Amplifying the importance of youth-led solutions, USAID Mission Director Dr. Susan Brems implored the event’s young attendees to forge their own employment path. “Please, do not wait for government. Be part of the solution yourselves,” she said. “Build your country. The people here are among the leaders of Zambia’s youth. Show the way to be Zambia’s youth dividend.”

The median age of Zambia’s population is 16.6 years, positioning the country to be one of the three youngest in the world by 2050. For this reason, garnering input from the very people occupying that demographic was integral to the YouthMap event. “Ignoring us is not a good idea,” said youth representative and musical artist Pompi in his closing remarks, emphasizing that youth issues should be an accessible conversation without elite “jargon.”
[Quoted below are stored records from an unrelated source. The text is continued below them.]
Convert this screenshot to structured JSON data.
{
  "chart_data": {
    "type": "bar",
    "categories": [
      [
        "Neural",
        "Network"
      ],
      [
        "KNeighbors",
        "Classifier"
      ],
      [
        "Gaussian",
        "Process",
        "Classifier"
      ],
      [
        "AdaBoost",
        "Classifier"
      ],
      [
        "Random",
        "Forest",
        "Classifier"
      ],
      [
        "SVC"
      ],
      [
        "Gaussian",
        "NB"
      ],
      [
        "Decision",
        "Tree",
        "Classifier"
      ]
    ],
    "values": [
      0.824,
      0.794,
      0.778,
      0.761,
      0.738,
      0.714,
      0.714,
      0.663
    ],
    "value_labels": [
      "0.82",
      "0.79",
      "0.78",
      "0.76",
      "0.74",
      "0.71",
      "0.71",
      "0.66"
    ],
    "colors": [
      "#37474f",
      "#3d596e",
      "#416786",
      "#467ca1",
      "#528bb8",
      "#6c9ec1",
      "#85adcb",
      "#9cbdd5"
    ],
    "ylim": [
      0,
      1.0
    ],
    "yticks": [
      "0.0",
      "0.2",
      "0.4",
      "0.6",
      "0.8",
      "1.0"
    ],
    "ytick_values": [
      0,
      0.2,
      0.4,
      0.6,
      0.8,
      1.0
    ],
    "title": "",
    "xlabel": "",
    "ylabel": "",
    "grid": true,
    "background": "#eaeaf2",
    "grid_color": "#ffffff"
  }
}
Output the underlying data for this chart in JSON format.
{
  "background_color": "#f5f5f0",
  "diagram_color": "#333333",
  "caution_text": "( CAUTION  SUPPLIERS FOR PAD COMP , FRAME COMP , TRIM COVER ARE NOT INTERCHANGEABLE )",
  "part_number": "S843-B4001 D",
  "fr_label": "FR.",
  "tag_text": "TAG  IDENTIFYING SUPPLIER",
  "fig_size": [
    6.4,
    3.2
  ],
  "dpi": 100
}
The event in Kinshasa, entitled “Our Country, Our Future: A Conversation with Young Congolese Leaders,” focused on the findings of the YouthMap Democratic Republic of Congo assessment and evaluated ways to unlock the potential of the country’s rapidly growing youth population. The study, conducted by IYF with support from USAID and in collaboration with the Centre d'Etude Pour l'Action Sociale (CEPAS), was publicly acknowledged by the Congolese government as an important resource that would be used to inform future policy decisions.

The report also resonated with the newly appointed fellows and alumni of the Young African Leaders Initiative (YALI), a signature effort by US President Obama to invest in the next generation of African entrepreneurs, educators, artists, and innovators. The Kinshasa event gave YALI members the opportunity to join these critical conversations and uncover solutions to further impact within their own communities.